Foxall was a skilled arms manufacturer who brought the latest cannon boring techniques over from England. For decades his Columbia Foundry in Washington was the nation’s largest and most sophisticated cannon producer, supplying more than ten thousand guns to the Army and Navy.
The Columbia Foundry occupied several buildings on the Potomac riverbank opposite the Three Sisters Islands. The location was ideal - pig iron arrived via the Potomac (later the C&O Canal), labor came from Georgetown, and water power came from the nearby Mill Creek (now referred to as Foundry Branch). Finished products were exported through the nearby Port of Georgetown.
The Columbia Foundry enjoyed a virtual monopoly until the other three so-called “Great Foundries” were established in Richmond, Pittsburg, and West Point. From 1801 to about 1809 Columbia received almost every federal contract for cannon and ordinance. At its peak capacity, the munitions plant was capable of producing about 300 heavy guns and 30,000 cannon balls per year.
The Columbia Foundry was nearly destroyed in 1814 when British redcoats burned the Capitol.
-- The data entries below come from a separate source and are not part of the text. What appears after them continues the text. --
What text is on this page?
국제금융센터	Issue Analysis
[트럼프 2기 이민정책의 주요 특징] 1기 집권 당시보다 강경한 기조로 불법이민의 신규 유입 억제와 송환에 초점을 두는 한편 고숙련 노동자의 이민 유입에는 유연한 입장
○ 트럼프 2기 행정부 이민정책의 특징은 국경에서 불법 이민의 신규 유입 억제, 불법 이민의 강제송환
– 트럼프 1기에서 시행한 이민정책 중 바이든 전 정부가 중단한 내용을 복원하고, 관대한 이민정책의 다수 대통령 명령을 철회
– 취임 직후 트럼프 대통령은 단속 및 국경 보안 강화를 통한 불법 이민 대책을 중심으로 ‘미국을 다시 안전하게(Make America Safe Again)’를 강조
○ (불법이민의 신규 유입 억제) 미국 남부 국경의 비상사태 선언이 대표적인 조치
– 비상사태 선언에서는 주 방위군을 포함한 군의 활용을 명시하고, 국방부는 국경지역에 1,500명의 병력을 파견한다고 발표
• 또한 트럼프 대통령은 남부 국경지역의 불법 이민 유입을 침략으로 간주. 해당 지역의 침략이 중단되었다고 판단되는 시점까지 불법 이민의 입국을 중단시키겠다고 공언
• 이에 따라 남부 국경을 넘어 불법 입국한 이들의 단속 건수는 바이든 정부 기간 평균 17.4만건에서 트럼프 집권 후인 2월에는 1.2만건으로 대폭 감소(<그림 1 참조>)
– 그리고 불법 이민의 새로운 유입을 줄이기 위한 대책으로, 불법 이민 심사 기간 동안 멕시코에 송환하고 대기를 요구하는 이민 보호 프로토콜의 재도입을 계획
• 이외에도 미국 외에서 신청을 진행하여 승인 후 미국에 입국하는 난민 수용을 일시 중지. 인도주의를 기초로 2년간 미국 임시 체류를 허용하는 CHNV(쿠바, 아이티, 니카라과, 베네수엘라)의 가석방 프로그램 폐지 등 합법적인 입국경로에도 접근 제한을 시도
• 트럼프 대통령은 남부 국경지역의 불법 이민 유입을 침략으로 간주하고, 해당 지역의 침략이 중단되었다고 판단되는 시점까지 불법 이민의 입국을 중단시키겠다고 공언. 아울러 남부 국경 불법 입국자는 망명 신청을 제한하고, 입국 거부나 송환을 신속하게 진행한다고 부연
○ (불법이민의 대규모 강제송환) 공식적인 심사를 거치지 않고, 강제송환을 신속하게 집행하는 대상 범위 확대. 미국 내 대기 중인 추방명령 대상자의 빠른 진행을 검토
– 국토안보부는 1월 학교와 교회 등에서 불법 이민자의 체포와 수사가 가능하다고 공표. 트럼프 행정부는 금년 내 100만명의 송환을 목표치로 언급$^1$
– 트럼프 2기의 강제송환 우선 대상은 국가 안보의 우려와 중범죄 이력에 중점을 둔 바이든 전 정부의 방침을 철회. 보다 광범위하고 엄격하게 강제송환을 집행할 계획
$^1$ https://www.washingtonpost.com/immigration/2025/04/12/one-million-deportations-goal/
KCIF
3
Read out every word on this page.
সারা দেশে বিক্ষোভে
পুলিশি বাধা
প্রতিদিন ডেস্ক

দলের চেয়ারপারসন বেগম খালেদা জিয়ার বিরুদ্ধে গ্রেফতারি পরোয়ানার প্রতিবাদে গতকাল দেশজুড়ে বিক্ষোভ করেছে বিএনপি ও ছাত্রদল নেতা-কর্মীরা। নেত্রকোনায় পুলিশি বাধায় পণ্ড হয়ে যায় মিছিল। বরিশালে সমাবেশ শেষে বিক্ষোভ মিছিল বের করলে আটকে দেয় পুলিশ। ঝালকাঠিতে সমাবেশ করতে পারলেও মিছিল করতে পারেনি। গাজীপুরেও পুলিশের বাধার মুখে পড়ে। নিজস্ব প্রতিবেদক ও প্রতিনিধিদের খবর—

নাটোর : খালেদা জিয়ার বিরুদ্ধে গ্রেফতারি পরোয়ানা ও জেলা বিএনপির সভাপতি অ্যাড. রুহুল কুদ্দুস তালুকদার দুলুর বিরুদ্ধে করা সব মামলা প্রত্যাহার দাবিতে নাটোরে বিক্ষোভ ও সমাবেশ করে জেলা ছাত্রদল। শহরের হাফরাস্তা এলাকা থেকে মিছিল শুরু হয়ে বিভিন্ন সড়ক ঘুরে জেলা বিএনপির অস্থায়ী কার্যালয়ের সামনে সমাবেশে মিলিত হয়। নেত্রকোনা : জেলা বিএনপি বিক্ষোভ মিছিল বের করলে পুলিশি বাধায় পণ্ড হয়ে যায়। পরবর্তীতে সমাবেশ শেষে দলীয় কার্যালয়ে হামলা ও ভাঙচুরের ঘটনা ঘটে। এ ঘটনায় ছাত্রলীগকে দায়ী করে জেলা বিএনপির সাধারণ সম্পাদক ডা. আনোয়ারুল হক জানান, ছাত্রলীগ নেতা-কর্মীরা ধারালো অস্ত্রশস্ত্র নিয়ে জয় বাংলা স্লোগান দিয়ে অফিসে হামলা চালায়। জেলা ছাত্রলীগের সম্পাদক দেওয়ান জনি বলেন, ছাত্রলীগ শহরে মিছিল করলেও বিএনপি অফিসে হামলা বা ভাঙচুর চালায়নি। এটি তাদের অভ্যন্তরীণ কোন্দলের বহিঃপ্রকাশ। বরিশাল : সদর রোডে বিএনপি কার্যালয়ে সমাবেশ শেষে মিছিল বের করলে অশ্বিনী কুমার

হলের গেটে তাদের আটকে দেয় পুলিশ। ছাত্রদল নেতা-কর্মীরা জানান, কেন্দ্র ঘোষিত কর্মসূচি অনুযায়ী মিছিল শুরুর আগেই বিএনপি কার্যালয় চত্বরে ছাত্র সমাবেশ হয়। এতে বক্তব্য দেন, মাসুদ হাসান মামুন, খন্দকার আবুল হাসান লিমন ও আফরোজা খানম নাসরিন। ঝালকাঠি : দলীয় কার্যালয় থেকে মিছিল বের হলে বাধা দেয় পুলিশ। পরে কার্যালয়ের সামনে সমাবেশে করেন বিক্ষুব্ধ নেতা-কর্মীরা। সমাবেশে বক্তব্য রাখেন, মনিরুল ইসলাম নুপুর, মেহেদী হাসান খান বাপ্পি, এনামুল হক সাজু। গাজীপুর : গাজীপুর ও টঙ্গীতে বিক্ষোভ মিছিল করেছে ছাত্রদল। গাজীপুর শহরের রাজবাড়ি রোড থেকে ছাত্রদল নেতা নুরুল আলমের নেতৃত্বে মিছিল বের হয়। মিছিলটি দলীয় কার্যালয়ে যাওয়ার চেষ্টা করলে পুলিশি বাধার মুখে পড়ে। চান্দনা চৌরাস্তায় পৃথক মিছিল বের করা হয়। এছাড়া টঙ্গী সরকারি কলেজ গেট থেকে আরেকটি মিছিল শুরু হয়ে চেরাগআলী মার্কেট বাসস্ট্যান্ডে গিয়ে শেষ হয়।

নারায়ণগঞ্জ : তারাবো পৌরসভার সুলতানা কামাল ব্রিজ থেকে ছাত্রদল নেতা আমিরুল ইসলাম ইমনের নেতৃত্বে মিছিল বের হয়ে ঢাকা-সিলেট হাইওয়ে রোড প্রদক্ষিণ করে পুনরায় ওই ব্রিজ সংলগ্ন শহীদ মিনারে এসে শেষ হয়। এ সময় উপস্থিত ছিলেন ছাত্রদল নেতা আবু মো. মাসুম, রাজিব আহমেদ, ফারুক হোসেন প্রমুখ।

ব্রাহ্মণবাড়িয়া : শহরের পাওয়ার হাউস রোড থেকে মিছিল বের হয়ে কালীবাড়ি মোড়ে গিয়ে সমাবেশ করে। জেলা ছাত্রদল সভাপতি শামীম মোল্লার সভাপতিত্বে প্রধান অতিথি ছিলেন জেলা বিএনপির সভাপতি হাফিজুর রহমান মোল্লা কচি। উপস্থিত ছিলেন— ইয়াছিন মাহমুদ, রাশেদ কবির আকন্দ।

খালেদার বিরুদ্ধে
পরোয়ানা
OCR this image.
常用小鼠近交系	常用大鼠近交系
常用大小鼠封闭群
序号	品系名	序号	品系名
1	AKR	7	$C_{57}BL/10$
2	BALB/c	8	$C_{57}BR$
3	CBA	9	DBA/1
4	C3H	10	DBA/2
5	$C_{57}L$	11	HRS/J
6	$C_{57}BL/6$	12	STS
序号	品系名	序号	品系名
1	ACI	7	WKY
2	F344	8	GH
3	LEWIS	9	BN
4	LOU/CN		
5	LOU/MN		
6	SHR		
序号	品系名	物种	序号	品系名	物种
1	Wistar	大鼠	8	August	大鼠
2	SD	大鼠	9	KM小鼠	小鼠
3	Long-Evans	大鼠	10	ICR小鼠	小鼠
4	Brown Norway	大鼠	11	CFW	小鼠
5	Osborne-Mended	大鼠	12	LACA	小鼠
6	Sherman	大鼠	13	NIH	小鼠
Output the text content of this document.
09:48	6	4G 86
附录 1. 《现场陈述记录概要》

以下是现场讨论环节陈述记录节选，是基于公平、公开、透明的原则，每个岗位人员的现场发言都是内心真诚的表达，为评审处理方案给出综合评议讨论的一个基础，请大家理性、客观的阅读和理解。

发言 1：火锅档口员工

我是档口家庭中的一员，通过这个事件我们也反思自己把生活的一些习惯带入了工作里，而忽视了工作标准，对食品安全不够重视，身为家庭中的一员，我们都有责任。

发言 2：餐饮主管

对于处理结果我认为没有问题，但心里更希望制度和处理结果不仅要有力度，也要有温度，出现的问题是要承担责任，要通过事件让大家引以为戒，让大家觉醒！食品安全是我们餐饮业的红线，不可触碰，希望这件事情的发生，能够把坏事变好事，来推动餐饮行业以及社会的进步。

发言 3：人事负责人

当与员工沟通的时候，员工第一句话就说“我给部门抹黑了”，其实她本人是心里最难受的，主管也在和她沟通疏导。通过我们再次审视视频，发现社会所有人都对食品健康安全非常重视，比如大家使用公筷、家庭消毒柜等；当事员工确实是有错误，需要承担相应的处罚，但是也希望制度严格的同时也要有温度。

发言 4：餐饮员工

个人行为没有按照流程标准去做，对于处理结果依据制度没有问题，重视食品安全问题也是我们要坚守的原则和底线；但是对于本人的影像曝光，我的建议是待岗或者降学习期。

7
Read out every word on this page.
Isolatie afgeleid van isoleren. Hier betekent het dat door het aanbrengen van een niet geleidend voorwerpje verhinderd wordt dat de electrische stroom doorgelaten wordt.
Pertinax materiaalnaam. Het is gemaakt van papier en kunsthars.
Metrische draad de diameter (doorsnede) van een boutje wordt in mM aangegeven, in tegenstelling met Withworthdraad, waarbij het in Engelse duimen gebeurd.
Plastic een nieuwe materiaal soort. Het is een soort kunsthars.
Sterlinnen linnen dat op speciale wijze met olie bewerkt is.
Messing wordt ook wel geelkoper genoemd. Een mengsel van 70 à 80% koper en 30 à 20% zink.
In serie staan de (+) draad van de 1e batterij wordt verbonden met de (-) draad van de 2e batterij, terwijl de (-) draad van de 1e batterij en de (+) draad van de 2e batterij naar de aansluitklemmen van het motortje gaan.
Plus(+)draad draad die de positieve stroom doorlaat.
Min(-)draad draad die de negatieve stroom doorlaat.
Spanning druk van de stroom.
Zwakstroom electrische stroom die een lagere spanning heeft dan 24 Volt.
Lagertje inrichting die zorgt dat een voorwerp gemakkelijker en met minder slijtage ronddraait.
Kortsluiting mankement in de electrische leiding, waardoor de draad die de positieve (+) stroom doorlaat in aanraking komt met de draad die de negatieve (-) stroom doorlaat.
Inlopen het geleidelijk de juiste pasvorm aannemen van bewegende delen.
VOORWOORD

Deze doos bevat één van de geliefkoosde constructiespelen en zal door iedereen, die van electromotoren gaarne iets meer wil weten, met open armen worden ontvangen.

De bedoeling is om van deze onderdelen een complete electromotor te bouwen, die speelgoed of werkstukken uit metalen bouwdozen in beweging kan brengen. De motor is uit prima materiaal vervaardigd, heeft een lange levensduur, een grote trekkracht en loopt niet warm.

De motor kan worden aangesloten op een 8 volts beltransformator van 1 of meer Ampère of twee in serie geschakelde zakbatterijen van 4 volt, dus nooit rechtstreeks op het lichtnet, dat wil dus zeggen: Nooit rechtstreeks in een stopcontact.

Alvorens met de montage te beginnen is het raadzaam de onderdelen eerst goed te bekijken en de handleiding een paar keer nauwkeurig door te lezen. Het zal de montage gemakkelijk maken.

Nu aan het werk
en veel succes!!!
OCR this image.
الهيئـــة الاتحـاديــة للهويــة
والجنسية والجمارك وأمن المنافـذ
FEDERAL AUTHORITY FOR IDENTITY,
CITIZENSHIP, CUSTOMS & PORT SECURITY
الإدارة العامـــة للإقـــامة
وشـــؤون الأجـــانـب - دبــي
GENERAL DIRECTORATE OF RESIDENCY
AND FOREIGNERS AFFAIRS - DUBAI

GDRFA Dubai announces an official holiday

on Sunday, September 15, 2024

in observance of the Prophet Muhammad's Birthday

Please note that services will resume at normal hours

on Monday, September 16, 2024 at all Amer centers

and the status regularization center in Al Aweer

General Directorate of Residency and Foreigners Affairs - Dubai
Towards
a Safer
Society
The detachment of soldiers marching on Foxall’s cannon works turned back in the face of a massive thunderstorm. Foxall built Foundry United Methodist Church out of gratitude for this divine intervention.
The next year Henry sold the Columbia Foundry to prominent Washingtonian John Mason and retired from the arms business a wealthy man. He later went on to serve two terms as the Mayor of Georgetown and become a preacher.
The Columbia Foundry thrived in the 1820’s on cannon contracts for fortresses in the Louisiana Purchase and military campaigns against the Native Americans. However, John Mason lacked Foxall’s understanding of the cannon craft and failed to invest in new technology over the coming decade.
The Columbia Foundry was still producing smoothbore iron cannons in the 1830’s as its competitors turned out newer rifled bronze designs. The Washington Historical Society notes that by 1845 “the Columbia Foundry was reduced to making little other than shells and cannon balls to be fired from the guns made at other foundries.”
Arms output stopped altogether after Mason’s death in 1849. The Columbia Foundry buildings were auctioned off to a series of businesses including a flour mill, a brewery, and an ice storage warehouse.
The dilapidated buildings were torn down long ago but you can still find ruined foundations in the overgrowth at the site below the C&O canal.